Judge: Arkansas Can't Jail Librarians For Doing Their Jobs

 Judge Strikes Down Unconstitutional Parts of Arkansas Law Targeting Librarians


In a blow to right-wing efforts to ban books and criminalize librarians, a federal judge on Monday struck down key provisions of an Arkansas law as unconstitutional—though the fight is far from over, with the Republican state attorney general planning to appeal.

Republican Gov. Sarah Huckabee Sanders signed Act 372 in March 2023. A few months later, U.S. District Judge Timothy Brooks temporarily blocked implementation of Sections 1 and 5 of the law—and on Monday, he ruled against them in a 37-page order.

Section 1 threatened Arkansas librarians and booksellers with up to a year in jail for providing minors with access to "harmful" materials. Brooks wrote that "if the General Assembly's purpose in passing Section 1 was to protect younger minors from accessing inappropriate sexual content in libraries and bookstores, the law will only achieve that end at the expense of everyone else's First Amendment rights."

"The law deputizes librarians and booksellers as the agents of censorship; when motivated by the fear of jail time, it is likely they will shelve only books fit for young children and segregate or discard the rest. For these reasons, Section 1 is unconstitutionally overbroad," added the judge, who also found the provision "unconstitutionally vague."

Section 5 created a process for challenging books in public libraries that critics called burdensome. Brooks found the provision unconstitutional because it is problematically vague and "unnecessarily imposes content-based restrictions on protected speech.
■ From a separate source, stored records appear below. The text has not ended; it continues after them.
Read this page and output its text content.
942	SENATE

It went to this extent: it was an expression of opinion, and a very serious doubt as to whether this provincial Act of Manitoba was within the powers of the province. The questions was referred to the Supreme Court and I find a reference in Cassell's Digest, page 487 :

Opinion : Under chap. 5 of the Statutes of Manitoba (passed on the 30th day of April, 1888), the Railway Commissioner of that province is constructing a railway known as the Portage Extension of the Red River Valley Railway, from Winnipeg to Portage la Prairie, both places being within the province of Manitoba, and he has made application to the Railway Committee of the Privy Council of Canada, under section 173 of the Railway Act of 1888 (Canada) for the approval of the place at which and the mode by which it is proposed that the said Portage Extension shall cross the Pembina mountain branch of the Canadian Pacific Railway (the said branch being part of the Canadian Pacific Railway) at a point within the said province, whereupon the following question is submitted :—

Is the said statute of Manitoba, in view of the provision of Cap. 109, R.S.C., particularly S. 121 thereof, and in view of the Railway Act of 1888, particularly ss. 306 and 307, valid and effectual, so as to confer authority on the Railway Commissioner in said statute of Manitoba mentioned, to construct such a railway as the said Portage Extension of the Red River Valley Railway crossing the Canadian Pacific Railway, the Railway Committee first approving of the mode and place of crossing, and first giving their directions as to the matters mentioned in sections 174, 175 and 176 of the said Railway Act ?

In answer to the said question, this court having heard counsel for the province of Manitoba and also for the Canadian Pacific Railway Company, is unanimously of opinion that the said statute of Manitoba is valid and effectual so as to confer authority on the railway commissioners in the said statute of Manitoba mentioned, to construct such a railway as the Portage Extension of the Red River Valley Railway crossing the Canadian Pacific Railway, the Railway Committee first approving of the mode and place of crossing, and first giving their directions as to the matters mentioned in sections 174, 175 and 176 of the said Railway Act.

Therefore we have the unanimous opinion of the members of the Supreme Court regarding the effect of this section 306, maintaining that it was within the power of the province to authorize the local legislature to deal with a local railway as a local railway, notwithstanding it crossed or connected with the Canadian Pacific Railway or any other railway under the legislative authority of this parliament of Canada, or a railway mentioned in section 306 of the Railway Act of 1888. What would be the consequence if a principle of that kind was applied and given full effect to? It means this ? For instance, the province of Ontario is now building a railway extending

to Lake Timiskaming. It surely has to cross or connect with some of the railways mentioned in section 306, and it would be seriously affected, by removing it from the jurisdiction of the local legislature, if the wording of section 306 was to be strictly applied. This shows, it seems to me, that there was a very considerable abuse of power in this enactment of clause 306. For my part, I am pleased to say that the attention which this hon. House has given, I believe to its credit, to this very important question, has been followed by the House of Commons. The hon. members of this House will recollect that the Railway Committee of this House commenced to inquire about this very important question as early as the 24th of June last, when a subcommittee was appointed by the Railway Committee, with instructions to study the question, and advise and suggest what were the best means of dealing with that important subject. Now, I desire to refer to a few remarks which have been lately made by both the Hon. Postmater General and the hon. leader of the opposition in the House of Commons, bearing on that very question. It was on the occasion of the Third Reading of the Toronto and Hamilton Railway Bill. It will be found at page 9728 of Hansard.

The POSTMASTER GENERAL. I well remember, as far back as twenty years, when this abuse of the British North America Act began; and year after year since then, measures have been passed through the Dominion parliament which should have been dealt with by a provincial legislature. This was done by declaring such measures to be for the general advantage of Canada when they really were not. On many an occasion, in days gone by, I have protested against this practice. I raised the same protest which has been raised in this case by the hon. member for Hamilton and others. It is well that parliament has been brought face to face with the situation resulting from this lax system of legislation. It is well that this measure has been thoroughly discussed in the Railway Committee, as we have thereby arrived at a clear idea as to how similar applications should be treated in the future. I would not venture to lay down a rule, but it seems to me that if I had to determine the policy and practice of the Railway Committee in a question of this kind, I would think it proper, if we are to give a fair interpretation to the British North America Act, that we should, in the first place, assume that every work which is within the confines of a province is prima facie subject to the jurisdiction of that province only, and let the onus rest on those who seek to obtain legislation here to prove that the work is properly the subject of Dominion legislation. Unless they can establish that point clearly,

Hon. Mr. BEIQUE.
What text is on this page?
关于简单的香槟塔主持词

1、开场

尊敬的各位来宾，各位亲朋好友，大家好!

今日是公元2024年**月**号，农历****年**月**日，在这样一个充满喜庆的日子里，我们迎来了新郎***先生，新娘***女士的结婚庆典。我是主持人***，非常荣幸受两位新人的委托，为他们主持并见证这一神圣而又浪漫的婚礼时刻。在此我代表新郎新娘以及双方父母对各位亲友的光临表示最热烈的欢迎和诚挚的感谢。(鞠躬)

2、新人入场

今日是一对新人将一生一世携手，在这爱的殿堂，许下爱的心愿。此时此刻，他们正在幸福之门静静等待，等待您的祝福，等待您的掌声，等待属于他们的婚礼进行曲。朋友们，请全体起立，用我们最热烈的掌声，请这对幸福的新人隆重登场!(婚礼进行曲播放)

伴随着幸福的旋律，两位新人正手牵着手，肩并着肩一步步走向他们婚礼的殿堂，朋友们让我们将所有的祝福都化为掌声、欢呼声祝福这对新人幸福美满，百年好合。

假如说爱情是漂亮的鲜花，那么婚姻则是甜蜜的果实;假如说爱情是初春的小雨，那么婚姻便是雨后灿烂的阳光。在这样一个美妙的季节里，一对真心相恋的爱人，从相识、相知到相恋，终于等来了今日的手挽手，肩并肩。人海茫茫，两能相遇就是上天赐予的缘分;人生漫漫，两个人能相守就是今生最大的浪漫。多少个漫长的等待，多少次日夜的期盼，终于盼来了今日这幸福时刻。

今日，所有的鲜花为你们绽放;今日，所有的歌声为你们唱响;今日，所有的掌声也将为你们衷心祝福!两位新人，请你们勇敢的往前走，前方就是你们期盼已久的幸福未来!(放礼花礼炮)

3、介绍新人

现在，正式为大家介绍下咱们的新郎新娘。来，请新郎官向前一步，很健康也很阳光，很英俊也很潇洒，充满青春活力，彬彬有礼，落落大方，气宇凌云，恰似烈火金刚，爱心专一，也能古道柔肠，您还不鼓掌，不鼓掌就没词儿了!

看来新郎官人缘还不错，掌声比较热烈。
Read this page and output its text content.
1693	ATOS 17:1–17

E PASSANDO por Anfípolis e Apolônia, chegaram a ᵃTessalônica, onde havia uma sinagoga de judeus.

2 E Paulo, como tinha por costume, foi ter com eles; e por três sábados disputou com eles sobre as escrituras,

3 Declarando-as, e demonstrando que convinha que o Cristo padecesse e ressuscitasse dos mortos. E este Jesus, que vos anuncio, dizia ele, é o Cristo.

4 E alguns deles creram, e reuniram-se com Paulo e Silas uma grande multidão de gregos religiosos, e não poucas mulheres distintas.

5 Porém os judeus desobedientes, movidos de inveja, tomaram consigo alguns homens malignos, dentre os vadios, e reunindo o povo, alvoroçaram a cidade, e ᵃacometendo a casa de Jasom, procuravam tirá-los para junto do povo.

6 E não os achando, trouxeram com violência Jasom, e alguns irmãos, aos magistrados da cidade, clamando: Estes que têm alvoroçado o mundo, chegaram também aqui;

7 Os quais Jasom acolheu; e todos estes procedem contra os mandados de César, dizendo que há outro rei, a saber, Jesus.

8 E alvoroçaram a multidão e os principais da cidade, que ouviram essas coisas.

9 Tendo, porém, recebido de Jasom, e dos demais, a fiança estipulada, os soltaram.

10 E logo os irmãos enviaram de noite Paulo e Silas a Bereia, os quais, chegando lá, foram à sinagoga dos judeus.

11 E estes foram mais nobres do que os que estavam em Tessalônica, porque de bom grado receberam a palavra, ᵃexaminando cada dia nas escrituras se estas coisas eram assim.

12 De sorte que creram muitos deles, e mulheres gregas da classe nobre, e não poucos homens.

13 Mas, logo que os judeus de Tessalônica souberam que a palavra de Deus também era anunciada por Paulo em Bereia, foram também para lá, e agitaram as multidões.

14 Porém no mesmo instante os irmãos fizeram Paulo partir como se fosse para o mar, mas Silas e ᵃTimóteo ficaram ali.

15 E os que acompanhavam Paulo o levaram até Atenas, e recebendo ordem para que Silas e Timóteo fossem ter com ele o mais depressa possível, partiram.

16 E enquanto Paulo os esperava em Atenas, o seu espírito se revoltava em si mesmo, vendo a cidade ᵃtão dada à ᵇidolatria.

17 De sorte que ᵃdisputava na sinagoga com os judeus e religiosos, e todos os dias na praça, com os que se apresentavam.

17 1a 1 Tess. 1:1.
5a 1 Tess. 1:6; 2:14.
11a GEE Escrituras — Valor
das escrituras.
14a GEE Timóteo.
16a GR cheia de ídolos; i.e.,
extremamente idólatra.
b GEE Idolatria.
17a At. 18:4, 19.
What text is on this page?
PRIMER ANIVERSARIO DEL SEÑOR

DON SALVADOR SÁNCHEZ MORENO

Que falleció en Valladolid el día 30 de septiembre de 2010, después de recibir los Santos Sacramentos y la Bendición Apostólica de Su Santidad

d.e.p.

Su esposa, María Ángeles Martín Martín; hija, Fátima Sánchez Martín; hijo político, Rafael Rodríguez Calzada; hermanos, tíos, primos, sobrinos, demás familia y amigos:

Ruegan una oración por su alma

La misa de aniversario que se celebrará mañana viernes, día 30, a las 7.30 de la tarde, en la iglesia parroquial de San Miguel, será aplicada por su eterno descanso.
Those on the right constantly complain about shadow banning by social media companies which, if they knew understood the difference between public and private entities it might dawn on them that social media and its many iterations are owned by corporations and not the government. 

Yet, here they are trying to censor and or ban books at public libraries which if, you missed the public means just that. They have first amendment rights and protections.